My work is distinctly feminist, with an emphasis on decolonisation. It is meant to be accessible and educational, and draws on academic sources, community leaders and educators, personal experience, and the people around me. My expertise is reflective of a collective expertise, just as much as my own experience, education, and research.
I have given over a dozen conference presentations at domestic and international meetings, since beginning a PhD in 2015.
Speaking at conferences has refined my public speaking skills and ability to craft specialised talks. I have experience as a speaker across a range of audiences and modes including media commentary and interviews, public talks, workshops, and in classroom settings.
As a PhD candidate, I write every day. Writing and rewriting a large manuscript, and smaller ones too, is at the crux of what I do as a doctoral researcher. My writing style is largely academic but is meant to be accessible, in a clear departure from the convoluted and overly complicated writing that academia is known for.
I have experience writing reports for industry, funding applications, literature reviews, and informative blog content, as well as academic publications. I am also familiar with writing for websites, including social media in my work as an event organiser, representative, and in other community-building work.
I have over five years of teaching experience across community and tertiary spaces.
This has included mentorship and assisting with academic skills in my role as a volunteer coordinator of a Learning Club for non-profit, The Smith Family. Students were largely from working-class and migrant backgrounds, including refugees and first-generation Australians. For many students, this space was the only opportunity they had outside of school to access the internet and homework help. The Learning Club was popular and well attended by a range of students from nearby secondary schools. I developed good working relationships with many of the students and was able to see them progress over time, including realising their goals of going to university.
The bulk of my teaching experience is as a sessional teaching assistant across two South Australian universities. I have experience teaching undergraduate students in tutorials and workshop settings across Gender Studies and Sociology. Additionally, I have taught several workshops on academic skills that I designed and facilitated for postgraduate and early career academics.
Recently, I have begun developing and delivering workshops for general audiences based on my doctoral research, specifically on gender and power, sex and consent, and sexual violence. For example, I delivered a two-hour workshop on consent and power to student leaders at a residential college that I had designed specifically for them.

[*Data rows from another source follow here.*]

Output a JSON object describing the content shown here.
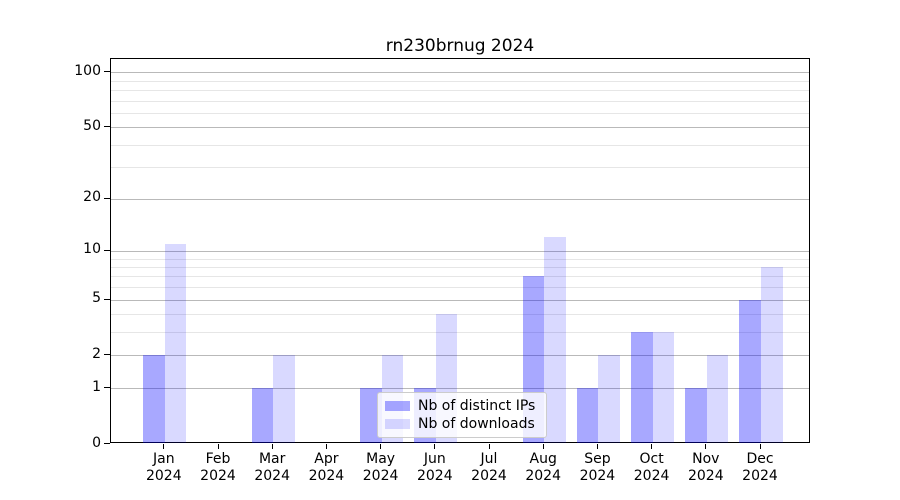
{
  "chart_data": {
    "type": "bar",
    "title": "rn230brnug 2024",
    "categories": [
      "Jan",
      "Feb",
      "Mar",
      "Apr",
      "May",
      "Jun",
      "Jul",
      "Aug",
      "Sep",
      "Oct",
      "Nov",
      "Dec"
    ],
    "year_label": "2024",
    "series": [
      {
        "name": "Nb of distinct IPs",
        "color": "rgba(0,0,255,0.34)",
        "values": [
          2,
          0,
          1,
          0,
          1,
          1,
          0,
          7,
          1,
          3,
          1,
          5
        ]
      },
      {
        "name": "Nb of downloads",
        "color": "rgba(0,0,255,0.15)",
        "values": [
          11,
          0,
          2,
          0,
          2,
          4,
          0,
          12,
          2,
          3,
          2,
          8
        ]
      }
    ],
    "yscale": "log1p",
    "ylim": [
      0,
      118
    ],
    "yticks": [
      0,
      1,
      2,
      5,
      10,
      20,
      50,
      100
    ],
    "yticks_minor": [
      3,
      4,
      6,
      7,
      8,
      9,
      30,
      40,
      60,
      70,
      80,
      90
    ],
    "grid": "horizontal",
    "legend_position": "lower center",
    "colors": {
      "axis": "#000000",
      "grid_major": "#b9b9b9",
      "grid_minor": "#e6e6e6",
      "legend_border": "#cccccc"
    }
  }
}
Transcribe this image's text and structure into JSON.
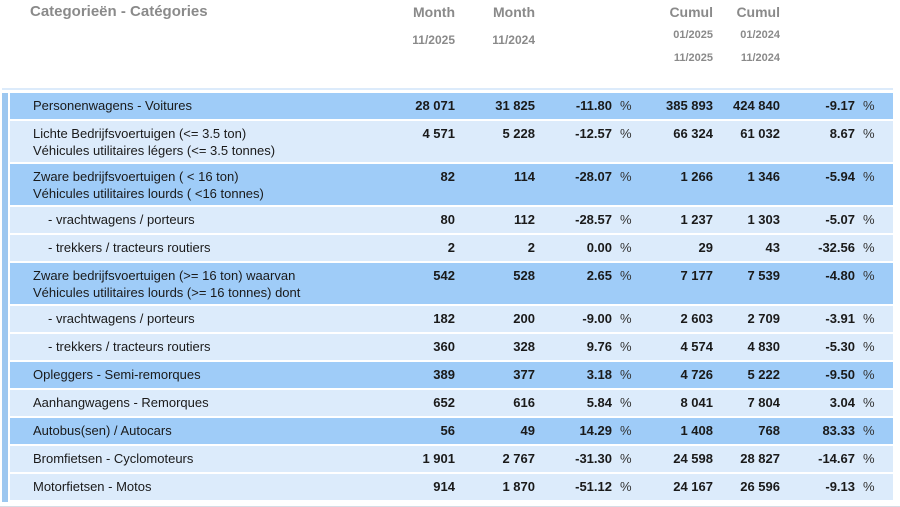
{
  "header": {
    "title": "Categorieën - Catégories",
    "columns": [
      {
        "label": "Month",
        "subs": [
          "11/2025"
        ]
      },
      {
        "label": "Month",
        "subs": [
          "11/2024"
        ]
      },
      {
        "label": "Cumul",
        "subs": [
          "01/2025",
          "11/2025"
        ]
      },
      {
        "label": "Cumul",
        "subs": [
          "01/2024",
          "11/2024"
        ]
      }
    ]
  },
  "table": {
    "percent_sign": "%",
    "column_keys": [
      "month_current",
      "month_previous",
      "month_change_pct",
      "cumul_current",
      "cumul_previous",
      "cumul_change_pct"
    ],
    "rows": [
      {
        "label": [
          "Personenwagens - Voitures"
        ],
        "indent": false,
        "shade": "dark",
        "values": [
          "28 071",
          "31 825",
          "-11.80",
          "385 893",
          "424 840",
          "-9.17"
        ]
      },
      {
        "label": [
          "Lichte Bedrijfsvoertuigen (<= 3.5 ton)",
          "Véhicules utilitaires légers (<= 3.5 tonnes)"
        ],
        "indent": false,
        "shade": "light",
        "values": [
          "4 571",
          "5 228",
          "-12.57",
          "66 324",
          "61 032",
          "8.67"
        ]
      },
      {
        "label": [
          "Zware bedrijfsvoertuigen ( < 16 ton)",
          "Véhicules utilitaires lourds ( <16 tonnes)"
        ],
        "indent": false,
        "shade": "dark",
        "values": [
          "82",
          "114",
          "-28.07",
          "1 266",
          "1 346",
          "-5.94"
        ]
      },
      {
        "label": [
          "- vrachtwagens / porteurs"
        ],
        "indent": true,
        "shade": "light",
        "values": [
          "80",
          "112",
          "-28.57",
          "1 237",
          "1 303",
          "-5.07"
        ]
      },
      {
        "label": [
          "- trekkers / tracteurs routiers"
        ],
        "indent": true,
        "shade": "light",
        "values": [
          "2",
          "2",
          "0.00",
          "29",
          "43",
          "-32.56"
        ]
      },
      {
        "label": [
          "Zware bedrijfsvoertuigen (>= 16 ton) waarvan",
          "Véhicules utilitaires lourds (>= 16 tonnes) dont"
        ],
        "indent": false,
        "shade": "dark",
        "values": [
          "542",
          "528",
          "2.65",
          "7 177",
          "7 539",
          "-4.80"
        ]
      },
      {
        "label": [
          "- vrachtwagens / porteurs"
        ],
        "indent": true,
        "shade": "light",
        "values": [
          "182",
          "200",
          "-9.00",
          "2 603",
          "2 709",
          "-3.91"
        ]
      },
      {
        "label": [
          "- trekkers / tracteurs routiers"
        ],
        "indent": true,
        "shade": "light",
        "values": [
          "360",
          "328",
          "9.76",
          "4 574",
          "4 830",
          "-5.30"
        ]
      },
      {
        "label": [
          "Opleggers - Semi-remorques"
        ],
        "indent": false,
        "shade": "dark",
        "values": [
          "389",
          "377",
          "3.18",
          "4 726",
          "5 222",
          "-9.50"
        ]
      },
      {
        "label": [
          "Aanhangwagens - Remorques"
        ],
        "indent": false,
        "shade": "light",
        "values": [
          "652",
          "616",
          "5.84",
          "8 041",
          "7 804",
          "3.04"
        ]
      },
      {
        "label": [
          "Autobus(sen) / Autocars"
        ],
        "indent": false,
        "shade": "dark",
        "values": [
          "56",
          "49",
          "14.29",
          "1 408",
          "768",
          "83.33"
        ]
      },
      {
        "label": [
          "Bromfietsen - Cyclomoteurs"
        ],
        "indent": false,
        "shade": "light",
        "values": [
          "1 901",
          "2 767",
          "-31.30",
          "24 598",
          "28 827",
          "-14.67"
        ]
      },
      {
        "label": [
          "Motorfietsen - Motos"
        ],
        "indent": false,
        "shade": "light",
        "values": [
          "914",
          "1 870",
          "-51.12",
          "24 167",
          "26 596",
          "-9.13"
        ]
      }
    ]
  },
  "colors": {
    "row_dark": "#9fccf8",
    "row_light": "#dcebfb",
    "accent_bar": "#9cc7f0",
    "header_text": "#8a8a8a",
    "body_text": "#1a1a1a",
    "bottom_rule": "#d6dde6"
  }
}
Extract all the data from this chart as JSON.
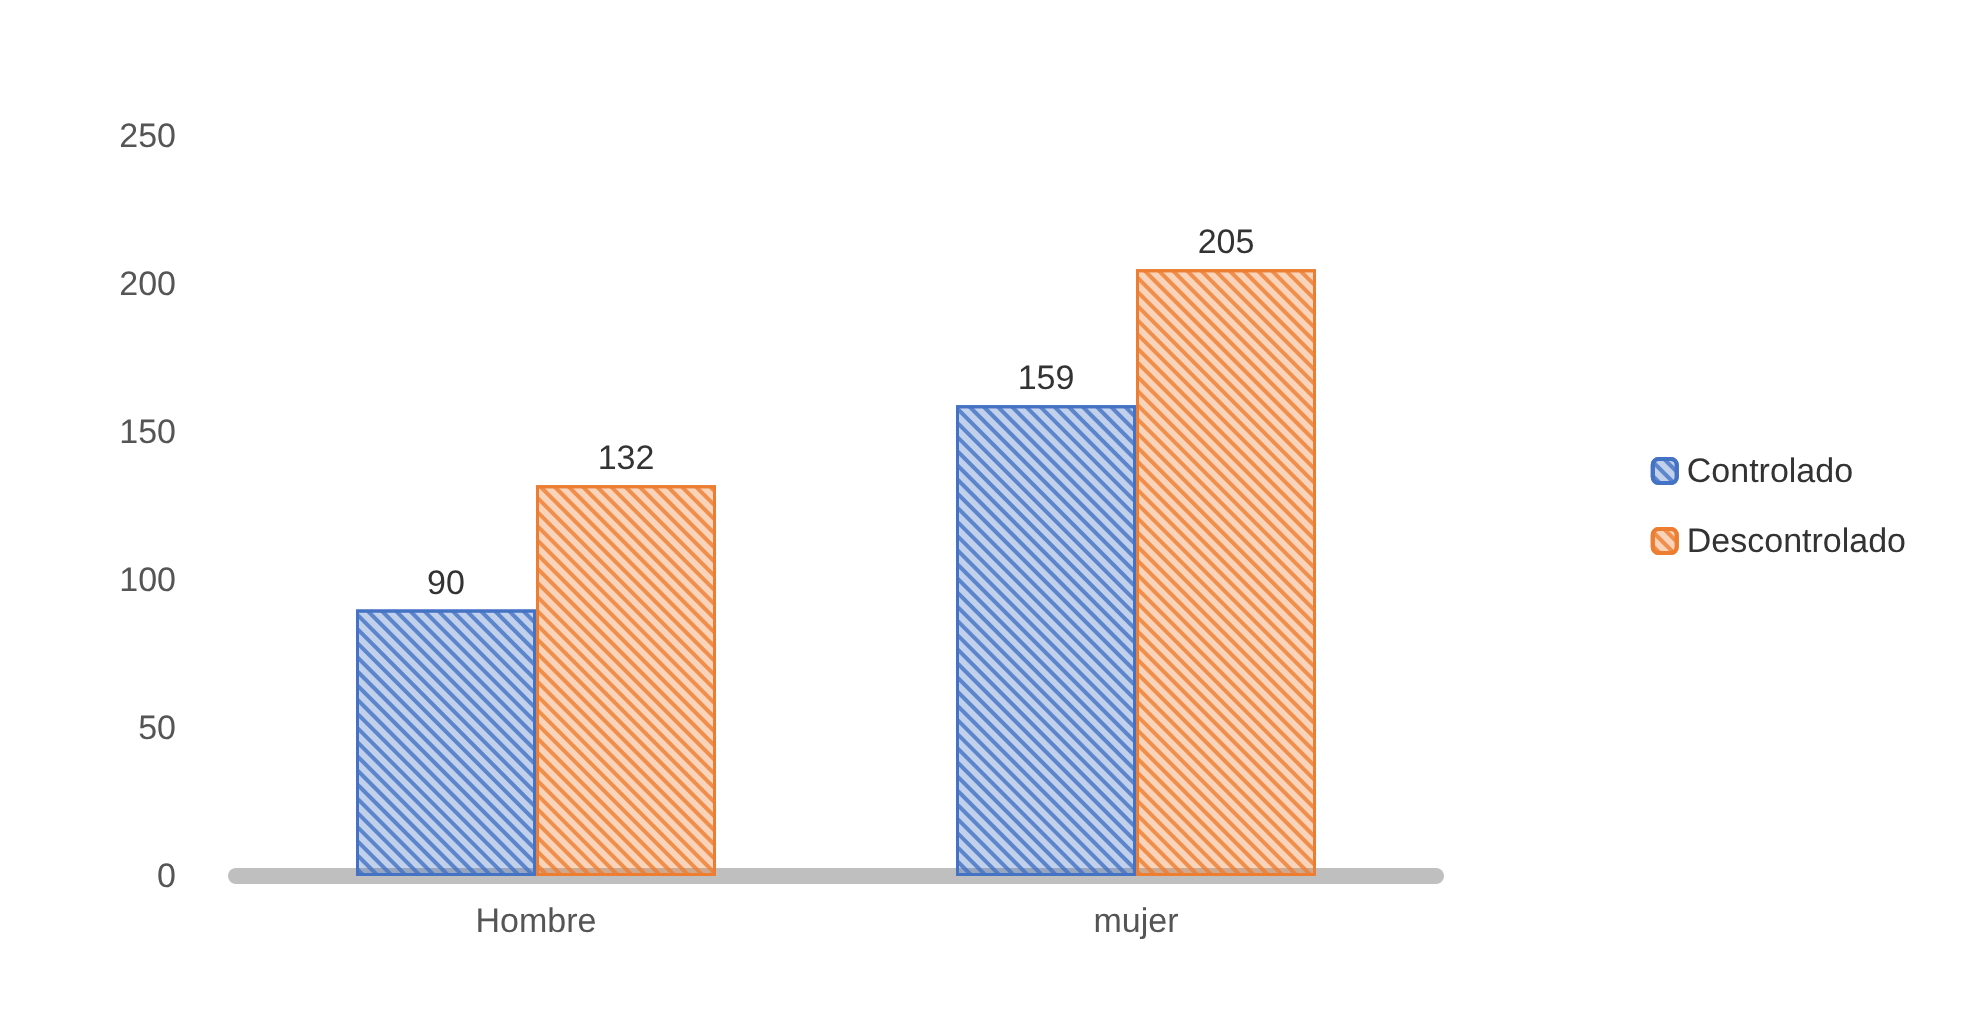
{
  "chart_data": {
    "type": "bar",
    "categories": [
      "Hombre",
      "mujer"
    ],
    "series": [
      {
        "name": "Controlado",
        "color": "#4472c4",
        "values": [
          90,
          159
        ]
      },
      {
        "name": "Descontrolado",
        "color": "#ed7d31",
        "values": [
          132,
          205
        ]
      }
    ],
    "ylim": [
      0,
      250
    ],
    "yticks": [
      0,
      50,
      100,
      150,
      200,
      250
    ],
    "grid": false,
    "legend": "right",
    "data_labels": true
  }
}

My research expertise is in Gender Studies, although I have experience researching across Social Sciences.
I have assisted on 10 separate projects on diverse topics ranging from older women and homelessness; young queer peoples’ conceptualisation of care; diversity and inclusion policies in higher education; female caregivers who abuse children; sport and development policy; and evaluations of funding for women’s sport participation.
My specific research interests are in masculinity, sex, and sexual violence in the context of sport and other popular cultures. I am interested in taken-for-granted norms that aid in the spread of gendered misunderstandings that surround sex and sexual violence.
I have also published a number of sole and co-authored academic articles and chapters. Most of my published work is on media, popular culture (including sport), and violence against women.